Pachukanis estudou na Universidade de São Petersburgo e na Universidade de Munique. Ele se envolveu com as atividades do Partido Bolchevique desde 1912, tornando-se membro oficial em 1918. Durante sua carreira, ocupou vários cargos no governo após a Revolução de Outubro de 1917. Alguns de seus cargos mais notáveis incluíram vice-comissário do Povo para a Justiça, diretor do Instituto de Construção Soviética e Direito, e vice-presidente da Academia Comunista.
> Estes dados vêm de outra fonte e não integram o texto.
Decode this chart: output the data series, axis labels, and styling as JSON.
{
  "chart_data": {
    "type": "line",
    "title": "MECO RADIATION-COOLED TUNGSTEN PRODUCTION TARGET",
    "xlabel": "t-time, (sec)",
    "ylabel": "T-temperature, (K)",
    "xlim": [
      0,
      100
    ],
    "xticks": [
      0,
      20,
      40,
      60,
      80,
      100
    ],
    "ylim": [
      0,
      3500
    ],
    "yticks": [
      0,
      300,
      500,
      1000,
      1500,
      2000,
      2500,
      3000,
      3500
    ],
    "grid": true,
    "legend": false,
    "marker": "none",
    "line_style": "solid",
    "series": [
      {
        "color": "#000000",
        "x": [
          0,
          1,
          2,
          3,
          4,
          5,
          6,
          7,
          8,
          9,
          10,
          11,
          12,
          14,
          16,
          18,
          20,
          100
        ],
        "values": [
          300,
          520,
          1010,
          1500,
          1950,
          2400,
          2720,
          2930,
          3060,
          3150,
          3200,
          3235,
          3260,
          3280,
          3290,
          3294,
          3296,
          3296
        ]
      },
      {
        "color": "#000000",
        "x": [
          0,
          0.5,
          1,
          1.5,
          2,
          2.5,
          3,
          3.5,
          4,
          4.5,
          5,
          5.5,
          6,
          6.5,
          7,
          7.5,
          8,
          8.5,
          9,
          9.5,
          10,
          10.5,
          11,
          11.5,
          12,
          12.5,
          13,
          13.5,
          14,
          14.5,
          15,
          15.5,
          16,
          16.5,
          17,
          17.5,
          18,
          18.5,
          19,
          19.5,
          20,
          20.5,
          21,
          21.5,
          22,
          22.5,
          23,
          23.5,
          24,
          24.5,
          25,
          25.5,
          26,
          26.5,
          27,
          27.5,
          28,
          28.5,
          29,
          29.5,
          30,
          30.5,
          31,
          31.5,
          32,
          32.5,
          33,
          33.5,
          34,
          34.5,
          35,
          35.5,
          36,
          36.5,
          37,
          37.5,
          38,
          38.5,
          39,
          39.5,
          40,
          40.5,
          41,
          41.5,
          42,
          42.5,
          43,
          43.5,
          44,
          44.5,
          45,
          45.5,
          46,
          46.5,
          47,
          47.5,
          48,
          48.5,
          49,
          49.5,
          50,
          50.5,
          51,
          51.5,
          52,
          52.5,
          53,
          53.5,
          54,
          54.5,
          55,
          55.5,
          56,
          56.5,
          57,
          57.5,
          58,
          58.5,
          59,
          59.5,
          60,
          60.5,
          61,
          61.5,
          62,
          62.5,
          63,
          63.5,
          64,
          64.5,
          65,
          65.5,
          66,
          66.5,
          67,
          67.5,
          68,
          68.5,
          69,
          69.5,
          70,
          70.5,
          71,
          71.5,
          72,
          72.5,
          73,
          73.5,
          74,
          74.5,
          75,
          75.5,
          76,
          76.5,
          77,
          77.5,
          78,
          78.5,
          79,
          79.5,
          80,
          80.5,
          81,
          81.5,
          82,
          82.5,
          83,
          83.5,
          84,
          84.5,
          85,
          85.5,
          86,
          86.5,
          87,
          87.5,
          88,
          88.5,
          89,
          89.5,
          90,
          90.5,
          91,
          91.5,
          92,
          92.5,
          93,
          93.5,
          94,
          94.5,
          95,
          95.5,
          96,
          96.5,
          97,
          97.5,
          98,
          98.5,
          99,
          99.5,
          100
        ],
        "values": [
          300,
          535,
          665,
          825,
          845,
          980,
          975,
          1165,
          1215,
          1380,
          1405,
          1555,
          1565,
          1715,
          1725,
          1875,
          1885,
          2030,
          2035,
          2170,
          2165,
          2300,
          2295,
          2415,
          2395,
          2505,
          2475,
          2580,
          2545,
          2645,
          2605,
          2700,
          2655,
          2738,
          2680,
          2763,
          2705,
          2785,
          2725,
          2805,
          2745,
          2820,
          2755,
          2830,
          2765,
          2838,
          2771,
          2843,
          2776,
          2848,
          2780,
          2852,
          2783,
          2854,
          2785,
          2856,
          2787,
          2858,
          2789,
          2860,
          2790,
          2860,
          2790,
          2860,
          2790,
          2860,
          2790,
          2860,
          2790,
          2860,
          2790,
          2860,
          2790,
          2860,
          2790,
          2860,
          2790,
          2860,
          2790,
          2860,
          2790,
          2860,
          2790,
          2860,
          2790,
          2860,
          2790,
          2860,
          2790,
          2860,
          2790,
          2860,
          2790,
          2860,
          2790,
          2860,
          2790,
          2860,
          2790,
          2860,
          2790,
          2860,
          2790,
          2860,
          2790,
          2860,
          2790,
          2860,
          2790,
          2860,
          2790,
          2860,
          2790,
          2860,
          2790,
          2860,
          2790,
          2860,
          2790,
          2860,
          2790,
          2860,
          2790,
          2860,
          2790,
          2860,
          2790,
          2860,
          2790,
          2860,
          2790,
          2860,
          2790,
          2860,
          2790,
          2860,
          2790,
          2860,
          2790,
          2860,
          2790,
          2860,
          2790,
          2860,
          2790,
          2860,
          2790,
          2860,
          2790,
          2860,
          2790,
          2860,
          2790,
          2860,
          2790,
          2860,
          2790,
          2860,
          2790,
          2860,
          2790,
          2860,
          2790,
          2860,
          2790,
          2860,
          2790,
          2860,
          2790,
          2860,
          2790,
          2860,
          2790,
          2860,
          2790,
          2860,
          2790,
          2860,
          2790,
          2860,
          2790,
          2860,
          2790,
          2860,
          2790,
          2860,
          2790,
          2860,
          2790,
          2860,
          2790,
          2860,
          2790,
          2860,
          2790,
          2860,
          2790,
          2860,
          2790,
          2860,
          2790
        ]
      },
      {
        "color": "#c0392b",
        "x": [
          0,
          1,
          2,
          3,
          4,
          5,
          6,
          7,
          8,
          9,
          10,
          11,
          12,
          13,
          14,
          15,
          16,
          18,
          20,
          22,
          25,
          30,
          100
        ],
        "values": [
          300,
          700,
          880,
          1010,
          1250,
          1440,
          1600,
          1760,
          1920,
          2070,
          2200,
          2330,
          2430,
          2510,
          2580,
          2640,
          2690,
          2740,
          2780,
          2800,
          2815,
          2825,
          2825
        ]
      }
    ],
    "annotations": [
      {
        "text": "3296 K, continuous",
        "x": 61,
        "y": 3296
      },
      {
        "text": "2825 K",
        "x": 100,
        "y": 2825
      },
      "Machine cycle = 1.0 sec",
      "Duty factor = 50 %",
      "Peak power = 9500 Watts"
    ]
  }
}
Sua contribuição ao pensamento jurídico marxista foi profunda, e ele se tornou uma figura central na escola dos juristas marxistas soviéticos dos anos 1920. No entanto, com a ascensão de Stálin na década de 1930, as ideias de Pachukanis entraram em conflito com a direção política do governo soviético. Isso levou a um período de negação e “autocorreção” de sua teoria. Infelizmente, em 1937, Pachukanis foi preso, condenado e posteriormente executado, sendo declarado “inimigo do povo”. Sua obra foi renegada e proibida até 1956, quando, após a morte de Stálin, foi “reabilitada” e voltou a ser objeto de estudo entre os juristas soviéticos.

2. Sua obra

A contribuição mais significativa de Pachukanis ao pensamento jurídico marxista foi sua obra “The General Theory of Law and Marxism”, publicada em 1924. Neste trabalho, ele introduziu a “Commodity Exchange Theory of Law”. Esta teoria foi construída sobre dois pilares do pensamento marxista:

  1. Na organização da sociedade, o fator econômico é primordial; portanto, princípios e instituições legais e morais constituem uma espécie de superestrutura que reflete a organização econômica da sociedade.
  2. No estado finalmente alcançado do comunismo, o direito e o estado desaparecerão. Se o comunismo for alcançado, a moralidade, como é tipicamente entendida, deixará de desempenhar qualquer função.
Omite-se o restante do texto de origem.